To put it simply, the need for self-actualisation is to realise one’s full potential in life. Whether that’s providing for others or pursuing life goals, this point can only be reached if every other stage has been passed. This can include:

  • Partner Acquisition
  • Parenting
  • Developing Skills & Talents
  • Achieving Lifelong Goals

Transcendence Needs

The highest point of Maslow’s hierarchy is the need to find spirituality and a higher purpose in life. Also known as altruism, Maslow describes this as “the highest level of human consciousness”.

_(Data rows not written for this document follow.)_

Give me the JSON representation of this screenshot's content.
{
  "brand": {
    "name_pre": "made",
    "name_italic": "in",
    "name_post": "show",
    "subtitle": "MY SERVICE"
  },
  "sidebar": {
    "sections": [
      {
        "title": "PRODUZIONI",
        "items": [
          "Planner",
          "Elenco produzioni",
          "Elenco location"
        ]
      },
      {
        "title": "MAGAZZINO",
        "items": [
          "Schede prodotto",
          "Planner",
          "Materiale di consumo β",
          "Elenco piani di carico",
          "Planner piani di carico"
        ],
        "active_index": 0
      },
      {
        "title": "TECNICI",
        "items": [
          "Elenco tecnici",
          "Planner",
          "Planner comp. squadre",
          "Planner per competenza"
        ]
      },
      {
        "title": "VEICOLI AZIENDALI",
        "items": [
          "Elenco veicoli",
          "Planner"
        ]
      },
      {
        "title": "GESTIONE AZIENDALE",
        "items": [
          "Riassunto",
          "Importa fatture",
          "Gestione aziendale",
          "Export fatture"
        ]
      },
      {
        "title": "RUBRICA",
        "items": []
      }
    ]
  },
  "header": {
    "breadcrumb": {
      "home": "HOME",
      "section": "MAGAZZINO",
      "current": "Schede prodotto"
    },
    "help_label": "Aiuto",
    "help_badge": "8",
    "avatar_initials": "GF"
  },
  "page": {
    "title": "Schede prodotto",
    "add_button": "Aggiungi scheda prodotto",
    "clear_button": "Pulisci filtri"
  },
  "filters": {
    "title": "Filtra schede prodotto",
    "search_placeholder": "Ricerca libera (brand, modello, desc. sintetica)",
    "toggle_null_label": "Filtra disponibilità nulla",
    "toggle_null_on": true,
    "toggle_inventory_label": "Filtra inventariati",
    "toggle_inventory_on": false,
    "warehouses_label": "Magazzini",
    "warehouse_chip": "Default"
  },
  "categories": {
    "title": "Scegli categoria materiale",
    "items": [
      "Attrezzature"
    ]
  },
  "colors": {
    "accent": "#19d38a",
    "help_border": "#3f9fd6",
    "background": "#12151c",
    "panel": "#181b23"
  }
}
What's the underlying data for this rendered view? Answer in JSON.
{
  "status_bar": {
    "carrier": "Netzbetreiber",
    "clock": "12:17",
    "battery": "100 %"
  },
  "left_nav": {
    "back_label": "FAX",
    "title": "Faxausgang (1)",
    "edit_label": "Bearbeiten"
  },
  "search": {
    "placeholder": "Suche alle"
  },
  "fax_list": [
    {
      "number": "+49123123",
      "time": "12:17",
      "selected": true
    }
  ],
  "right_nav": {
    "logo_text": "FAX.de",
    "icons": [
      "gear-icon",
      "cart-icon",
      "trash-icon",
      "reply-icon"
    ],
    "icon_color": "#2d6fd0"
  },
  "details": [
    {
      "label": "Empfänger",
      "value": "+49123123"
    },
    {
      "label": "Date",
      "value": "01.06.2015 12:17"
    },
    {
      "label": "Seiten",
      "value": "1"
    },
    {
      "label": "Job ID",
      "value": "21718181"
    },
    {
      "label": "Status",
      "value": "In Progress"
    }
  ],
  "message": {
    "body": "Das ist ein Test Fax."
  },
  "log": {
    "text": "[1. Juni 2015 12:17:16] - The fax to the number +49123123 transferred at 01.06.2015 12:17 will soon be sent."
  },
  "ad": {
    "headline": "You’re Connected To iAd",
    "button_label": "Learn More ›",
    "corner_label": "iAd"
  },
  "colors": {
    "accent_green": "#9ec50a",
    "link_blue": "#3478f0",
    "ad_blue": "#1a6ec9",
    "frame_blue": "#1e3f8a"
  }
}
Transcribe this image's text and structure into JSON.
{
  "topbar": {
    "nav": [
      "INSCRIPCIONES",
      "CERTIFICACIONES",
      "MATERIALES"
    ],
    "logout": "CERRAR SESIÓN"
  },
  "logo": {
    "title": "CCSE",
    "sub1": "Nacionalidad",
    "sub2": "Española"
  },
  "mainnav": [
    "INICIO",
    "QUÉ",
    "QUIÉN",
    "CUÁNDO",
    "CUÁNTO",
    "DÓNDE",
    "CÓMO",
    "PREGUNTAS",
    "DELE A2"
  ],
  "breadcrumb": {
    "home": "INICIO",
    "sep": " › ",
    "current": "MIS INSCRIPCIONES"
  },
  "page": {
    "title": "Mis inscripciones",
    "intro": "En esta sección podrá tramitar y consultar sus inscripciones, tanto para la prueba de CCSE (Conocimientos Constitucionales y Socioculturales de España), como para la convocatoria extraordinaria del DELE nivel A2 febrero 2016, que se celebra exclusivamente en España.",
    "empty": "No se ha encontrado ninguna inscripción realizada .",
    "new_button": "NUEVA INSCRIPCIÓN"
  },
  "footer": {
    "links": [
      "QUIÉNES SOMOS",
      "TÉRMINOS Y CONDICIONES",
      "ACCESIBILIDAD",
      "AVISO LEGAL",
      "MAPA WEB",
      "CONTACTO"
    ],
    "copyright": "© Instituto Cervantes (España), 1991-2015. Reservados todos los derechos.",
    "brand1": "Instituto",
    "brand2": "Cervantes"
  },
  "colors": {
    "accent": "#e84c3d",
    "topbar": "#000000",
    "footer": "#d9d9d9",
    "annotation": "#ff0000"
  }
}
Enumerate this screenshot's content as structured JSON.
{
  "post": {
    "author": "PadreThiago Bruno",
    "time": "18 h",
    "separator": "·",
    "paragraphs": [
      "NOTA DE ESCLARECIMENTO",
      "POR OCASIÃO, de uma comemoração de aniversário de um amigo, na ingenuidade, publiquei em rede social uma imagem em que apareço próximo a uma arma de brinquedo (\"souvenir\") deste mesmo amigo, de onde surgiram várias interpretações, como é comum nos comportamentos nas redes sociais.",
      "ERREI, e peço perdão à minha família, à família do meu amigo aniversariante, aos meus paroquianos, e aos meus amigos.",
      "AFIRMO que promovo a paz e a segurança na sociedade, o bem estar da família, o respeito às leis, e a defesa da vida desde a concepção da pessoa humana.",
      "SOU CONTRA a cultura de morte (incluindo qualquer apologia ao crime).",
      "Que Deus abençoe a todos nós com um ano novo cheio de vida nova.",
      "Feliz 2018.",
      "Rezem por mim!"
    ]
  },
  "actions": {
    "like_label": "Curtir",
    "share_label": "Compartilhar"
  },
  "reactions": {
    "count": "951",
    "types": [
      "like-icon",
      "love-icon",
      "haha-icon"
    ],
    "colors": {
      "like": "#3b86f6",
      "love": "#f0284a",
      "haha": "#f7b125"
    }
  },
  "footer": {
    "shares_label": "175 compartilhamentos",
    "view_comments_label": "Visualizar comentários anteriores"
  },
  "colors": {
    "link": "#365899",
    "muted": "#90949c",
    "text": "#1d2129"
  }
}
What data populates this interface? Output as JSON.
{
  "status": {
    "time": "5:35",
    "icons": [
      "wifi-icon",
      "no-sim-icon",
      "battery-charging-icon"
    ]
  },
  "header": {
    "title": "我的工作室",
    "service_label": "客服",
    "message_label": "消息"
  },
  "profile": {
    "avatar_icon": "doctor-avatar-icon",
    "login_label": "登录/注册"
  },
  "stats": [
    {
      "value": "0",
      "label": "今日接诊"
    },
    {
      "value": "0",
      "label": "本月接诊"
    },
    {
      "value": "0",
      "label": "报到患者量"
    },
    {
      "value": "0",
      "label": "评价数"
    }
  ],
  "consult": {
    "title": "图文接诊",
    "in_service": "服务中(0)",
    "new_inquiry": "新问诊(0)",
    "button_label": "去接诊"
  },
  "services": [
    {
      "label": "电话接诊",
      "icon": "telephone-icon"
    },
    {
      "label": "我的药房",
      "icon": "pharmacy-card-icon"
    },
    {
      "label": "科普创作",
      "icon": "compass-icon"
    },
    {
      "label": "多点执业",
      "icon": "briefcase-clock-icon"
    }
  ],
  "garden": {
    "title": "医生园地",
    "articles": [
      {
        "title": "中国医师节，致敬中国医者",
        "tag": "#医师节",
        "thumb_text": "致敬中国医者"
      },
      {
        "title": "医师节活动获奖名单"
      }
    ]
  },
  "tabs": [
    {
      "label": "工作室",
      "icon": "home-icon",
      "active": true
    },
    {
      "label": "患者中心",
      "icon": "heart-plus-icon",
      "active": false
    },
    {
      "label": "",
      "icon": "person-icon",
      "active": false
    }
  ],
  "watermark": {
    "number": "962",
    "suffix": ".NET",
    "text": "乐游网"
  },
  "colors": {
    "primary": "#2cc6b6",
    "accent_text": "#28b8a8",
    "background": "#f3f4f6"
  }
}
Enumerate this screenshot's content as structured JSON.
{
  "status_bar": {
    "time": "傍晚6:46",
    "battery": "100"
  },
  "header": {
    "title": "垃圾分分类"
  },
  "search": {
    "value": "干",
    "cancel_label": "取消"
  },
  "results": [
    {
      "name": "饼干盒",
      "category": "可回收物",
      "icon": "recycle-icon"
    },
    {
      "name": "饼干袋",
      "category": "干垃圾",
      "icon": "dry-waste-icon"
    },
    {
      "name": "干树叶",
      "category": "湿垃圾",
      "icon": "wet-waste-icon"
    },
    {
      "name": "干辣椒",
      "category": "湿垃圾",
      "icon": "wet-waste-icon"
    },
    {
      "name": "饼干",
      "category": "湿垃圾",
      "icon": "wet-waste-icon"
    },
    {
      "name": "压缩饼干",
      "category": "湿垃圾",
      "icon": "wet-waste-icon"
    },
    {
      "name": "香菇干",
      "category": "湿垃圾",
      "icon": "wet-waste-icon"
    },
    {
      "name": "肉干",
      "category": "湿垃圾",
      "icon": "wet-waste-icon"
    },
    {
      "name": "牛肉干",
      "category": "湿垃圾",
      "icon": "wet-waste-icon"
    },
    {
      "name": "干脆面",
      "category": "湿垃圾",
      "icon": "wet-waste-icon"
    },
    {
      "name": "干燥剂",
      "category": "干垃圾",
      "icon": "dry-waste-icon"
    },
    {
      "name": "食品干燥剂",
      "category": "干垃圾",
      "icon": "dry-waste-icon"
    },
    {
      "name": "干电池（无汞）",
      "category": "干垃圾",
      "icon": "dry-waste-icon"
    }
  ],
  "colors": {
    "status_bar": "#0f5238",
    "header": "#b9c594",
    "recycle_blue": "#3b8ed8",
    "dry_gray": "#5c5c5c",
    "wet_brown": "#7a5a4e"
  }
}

Criticism of Maslow’s Theory

Although it is now widely accepted that humans have universal needs that need to be met, many in academia have come to criticise the way in which Maslow’s theory categorises people. For example, it is argued that the hierarchal structure itself is not universal, as different needs and wants can vary depending on society and culture. One other common criticism of this theory is that Maslow had only taken into account the top 1% of college students whilst putting his theory together.

As we now know in today’s world, human beings require a complex set of needs in order to achieve and succeed, whether that is in the workplace or life in general. For example, Maslow’s theory doesn’t take mental health into account and the barriers they can cause to otherwise ‘healthy’ individuals, which we know has a huge effect on people, society and the workplace today.